Já disse que é “CARO COM’Ó CARAÇAS?”.
Os restantes do grupo,
abanaram carolas, riram connosco, fizeram comentários, olharam para o lado
contrário ao nosso e, por isso, deram conta quando um grupo de empregadas do
Hard-Rock, fardadas, subiram ao nosso palco e - em movimentos mais ou menos
sincronizados - dançaram o “YMCA” dos
Village People, a que não faltaram palmadas nos próprios rabos. Tudo a fazer lembrar um bar americano, cheio de assobios de
cowboys, com tiros pelo ar a partir imensas garrafas de whiskies e esporas a
cravarem-se no chão. Como adorava ser novita e andar ali, pelo meio, a dançar e
a sentir-me uma estrela… Onde ia eu? Ahhh: a conta? Bem, o compadre perdeu a
cabeça e desapareceu diante agradecimentos silenciosos. Creio que queríamos
dar-lhe a hipótese de se arrepender, mas o nosso generoso e genuíno amigo
apareceu, sorridente e a balançar as ancas.

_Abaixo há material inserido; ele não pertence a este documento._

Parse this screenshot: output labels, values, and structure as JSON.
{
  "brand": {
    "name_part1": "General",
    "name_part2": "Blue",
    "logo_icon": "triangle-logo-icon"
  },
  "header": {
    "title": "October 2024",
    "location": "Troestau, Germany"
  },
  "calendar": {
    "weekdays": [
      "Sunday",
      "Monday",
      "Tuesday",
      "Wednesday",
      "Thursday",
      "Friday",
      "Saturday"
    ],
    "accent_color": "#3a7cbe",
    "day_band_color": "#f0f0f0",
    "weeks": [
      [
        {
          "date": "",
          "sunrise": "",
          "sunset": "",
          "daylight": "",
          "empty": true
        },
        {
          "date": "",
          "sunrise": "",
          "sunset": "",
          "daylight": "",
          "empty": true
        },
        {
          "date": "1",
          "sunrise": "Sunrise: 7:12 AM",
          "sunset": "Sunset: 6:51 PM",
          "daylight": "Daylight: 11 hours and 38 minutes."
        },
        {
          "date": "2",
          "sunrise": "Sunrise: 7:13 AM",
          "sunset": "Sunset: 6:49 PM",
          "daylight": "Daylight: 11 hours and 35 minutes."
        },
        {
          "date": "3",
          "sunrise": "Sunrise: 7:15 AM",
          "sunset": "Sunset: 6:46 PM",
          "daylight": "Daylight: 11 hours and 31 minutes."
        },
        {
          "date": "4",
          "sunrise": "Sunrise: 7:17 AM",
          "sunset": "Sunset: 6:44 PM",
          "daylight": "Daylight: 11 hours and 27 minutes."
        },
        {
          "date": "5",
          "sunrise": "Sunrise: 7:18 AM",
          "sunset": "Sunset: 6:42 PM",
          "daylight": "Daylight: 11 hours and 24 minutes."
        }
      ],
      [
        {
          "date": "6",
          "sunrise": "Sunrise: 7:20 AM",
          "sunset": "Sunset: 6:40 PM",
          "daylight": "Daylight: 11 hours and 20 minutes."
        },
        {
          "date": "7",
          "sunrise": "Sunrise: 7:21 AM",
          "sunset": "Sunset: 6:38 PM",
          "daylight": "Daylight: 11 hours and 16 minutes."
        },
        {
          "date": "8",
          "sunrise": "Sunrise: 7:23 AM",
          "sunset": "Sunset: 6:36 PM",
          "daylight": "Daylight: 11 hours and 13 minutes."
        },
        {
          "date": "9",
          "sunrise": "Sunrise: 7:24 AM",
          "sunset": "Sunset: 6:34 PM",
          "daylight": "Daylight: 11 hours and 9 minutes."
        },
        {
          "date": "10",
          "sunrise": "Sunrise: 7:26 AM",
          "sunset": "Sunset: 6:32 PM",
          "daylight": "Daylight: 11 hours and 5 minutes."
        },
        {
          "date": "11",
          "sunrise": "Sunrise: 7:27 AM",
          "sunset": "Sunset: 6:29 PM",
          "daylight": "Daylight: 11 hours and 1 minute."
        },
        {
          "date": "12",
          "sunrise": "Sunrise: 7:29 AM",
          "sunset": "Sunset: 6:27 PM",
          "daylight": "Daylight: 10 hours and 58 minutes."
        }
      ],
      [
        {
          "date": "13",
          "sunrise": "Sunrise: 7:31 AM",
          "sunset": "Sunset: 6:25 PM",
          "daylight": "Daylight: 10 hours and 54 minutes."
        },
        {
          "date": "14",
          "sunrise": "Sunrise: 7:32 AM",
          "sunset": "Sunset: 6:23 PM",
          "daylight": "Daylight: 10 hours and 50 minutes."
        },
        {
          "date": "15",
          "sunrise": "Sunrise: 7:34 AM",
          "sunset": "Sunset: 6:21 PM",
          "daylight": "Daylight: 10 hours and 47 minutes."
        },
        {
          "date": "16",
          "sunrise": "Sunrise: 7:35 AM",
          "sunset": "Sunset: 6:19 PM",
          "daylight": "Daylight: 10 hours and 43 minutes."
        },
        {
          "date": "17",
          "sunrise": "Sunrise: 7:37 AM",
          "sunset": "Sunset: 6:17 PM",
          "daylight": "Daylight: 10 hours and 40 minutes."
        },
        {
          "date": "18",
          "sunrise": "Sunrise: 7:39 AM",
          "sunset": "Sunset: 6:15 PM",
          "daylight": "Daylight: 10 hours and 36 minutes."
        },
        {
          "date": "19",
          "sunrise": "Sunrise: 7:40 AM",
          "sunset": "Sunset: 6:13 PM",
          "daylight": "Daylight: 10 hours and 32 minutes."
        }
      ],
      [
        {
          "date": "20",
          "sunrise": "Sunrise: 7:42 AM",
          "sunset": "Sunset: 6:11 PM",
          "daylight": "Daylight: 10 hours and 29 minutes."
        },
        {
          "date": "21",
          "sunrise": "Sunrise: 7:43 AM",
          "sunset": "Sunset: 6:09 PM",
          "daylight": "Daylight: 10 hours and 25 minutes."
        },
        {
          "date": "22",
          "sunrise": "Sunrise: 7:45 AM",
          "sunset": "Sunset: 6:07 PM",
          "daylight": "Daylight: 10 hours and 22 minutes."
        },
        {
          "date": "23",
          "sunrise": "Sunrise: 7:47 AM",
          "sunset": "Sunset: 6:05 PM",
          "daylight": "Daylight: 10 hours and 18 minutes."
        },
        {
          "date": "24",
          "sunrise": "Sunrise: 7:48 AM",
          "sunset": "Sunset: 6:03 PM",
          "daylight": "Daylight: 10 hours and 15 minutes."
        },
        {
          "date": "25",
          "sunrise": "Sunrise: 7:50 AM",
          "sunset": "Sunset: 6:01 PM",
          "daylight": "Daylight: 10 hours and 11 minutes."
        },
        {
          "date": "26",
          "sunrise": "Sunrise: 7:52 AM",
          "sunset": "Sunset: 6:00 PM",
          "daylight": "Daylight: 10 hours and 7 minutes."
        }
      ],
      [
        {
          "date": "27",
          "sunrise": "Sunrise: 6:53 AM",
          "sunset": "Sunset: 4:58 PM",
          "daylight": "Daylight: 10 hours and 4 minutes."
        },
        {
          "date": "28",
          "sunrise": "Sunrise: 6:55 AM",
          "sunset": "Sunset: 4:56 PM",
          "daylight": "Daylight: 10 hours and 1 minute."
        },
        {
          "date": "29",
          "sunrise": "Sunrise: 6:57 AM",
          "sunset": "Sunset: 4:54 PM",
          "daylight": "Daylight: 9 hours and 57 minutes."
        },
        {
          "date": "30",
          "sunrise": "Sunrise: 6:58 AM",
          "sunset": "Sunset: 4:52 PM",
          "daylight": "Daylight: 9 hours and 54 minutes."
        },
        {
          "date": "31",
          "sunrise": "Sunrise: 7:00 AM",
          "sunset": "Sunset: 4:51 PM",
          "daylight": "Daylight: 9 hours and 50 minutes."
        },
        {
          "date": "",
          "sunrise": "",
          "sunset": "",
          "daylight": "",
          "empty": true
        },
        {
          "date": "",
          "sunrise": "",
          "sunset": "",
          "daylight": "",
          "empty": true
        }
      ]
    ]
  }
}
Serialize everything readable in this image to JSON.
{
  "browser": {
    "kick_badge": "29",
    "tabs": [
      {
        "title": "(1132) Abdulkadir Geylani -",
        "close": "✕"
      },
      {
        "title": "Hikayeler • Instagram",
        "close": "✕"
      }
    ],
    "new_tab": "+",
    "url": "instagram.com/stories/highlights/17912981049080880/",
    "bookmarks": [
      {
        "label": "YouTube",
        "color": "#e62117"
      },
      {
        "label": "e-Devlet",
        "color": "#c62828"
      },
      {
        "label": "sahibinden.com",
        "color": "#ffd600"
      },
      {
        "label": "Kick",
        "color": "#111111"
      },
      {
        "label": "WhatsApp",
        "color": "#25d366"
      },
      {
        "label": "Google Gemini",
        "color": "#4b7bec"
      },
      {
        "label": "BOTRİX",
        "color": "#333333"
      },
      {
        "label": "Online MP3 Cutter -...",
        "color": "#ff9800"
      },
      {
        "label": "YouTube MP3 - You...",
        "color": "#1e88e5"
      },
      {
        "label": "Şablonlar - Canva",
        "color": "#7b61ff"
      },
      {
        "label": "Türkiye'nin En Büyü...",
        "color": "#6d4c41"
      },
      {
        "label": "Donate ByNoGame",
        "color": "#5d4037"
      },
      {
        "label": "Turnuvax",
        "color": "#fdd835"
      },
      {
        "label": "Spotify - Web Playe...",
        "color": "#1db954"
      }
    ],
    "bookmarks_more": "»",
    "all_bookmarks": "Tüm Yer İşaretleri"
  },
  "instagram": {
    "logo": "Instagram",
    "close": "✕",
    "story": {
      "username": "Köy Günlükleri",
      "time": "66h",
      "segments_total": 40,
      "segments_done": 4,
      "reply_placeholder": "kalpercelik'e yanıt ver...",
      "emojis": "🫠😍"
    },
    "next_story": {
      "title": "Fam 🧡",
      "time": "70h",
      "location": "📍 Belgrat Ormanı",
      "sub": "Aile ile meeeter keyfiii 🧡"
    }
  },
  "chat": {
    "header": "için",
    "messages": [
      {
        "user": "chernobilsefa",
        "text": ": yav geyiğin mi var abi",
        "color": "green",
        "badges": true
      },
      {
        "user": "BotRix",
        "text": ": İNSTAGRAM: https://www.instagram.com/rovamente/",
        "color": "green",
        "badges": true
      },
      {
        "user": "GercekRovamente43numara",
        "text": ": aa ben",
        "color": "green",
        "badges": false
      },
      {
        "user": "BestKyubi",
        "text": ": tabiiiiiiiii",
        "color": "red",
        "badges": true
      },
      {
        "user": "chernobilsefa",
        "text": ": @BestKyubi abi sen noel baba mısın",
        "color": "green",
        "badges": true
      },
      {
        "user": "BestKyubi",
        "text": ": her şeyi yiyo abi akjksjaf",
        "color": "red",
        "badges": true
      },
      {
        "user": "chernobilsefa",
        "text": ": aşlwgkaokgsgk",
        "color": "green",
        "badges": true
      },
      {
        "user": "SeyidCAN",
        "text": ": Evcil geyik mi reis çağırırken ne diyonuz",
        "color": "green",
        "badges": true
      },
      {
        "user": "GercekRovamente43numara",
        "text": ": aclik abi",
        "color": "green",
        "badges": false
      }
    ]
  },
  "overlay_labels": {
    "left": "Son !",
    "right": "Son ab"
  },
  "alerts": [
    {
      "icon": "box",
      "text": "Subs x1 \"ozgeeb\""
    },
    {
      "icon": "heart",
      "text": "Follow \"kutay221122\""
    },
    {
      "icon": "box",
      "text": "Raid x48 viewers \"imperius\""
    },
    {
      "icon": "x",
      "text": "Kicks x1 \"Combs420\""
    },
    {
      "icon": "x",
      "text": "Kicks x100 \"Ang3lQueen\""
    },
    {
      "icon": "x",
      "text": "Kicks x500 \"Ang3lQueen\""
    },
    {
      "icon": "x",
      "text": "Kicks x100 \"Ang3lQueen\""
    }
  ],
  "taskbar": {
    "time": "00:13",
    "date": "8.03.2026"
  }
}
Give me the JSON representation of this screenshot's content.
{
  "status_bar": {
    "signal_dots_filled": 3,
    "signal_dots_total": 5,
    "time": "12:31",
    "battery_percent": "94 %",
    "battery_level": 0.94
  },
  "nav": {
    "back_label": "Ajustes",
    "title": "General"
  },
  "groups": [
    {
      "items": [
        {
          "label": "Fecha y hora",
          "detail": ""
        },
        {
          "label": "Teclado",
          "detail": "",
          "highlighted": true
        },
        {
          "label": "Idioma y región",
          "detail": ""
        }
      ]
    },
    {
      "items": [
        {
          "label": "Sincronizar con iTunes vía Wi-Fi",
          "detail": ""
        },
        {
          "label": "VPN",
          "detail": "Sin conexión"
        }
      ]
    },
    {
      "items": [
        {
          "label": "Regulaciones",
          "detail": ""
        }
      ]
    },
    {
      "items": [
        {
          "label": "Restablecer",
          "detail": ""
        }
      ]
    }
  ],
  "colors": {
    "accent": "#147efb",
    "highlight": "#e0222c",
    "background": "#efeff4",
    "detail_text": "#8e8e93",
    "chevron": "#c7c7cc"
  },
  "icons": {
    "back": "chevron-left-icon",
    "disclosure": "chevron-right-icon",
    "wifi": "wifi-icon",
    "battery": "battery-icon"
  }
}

Saímos com a dose certa, a
gingar por entre mesas, e pessoas e pessoal da casa que, se não estiverem a ser
escravizados (filmes ou realidades a mais?), sobravam em simpatia e à-vontade.
De novo abraçámos a noite de
Lisboa, partilhámos os sorrisos e boa disposição e, já do outro lado da grandiosa
avenida, despedimo-nos, não sem antes relembramos a vontade de conhecer outra
tasquinha.
Que é assim como quem diz: estarmos juntos de novo!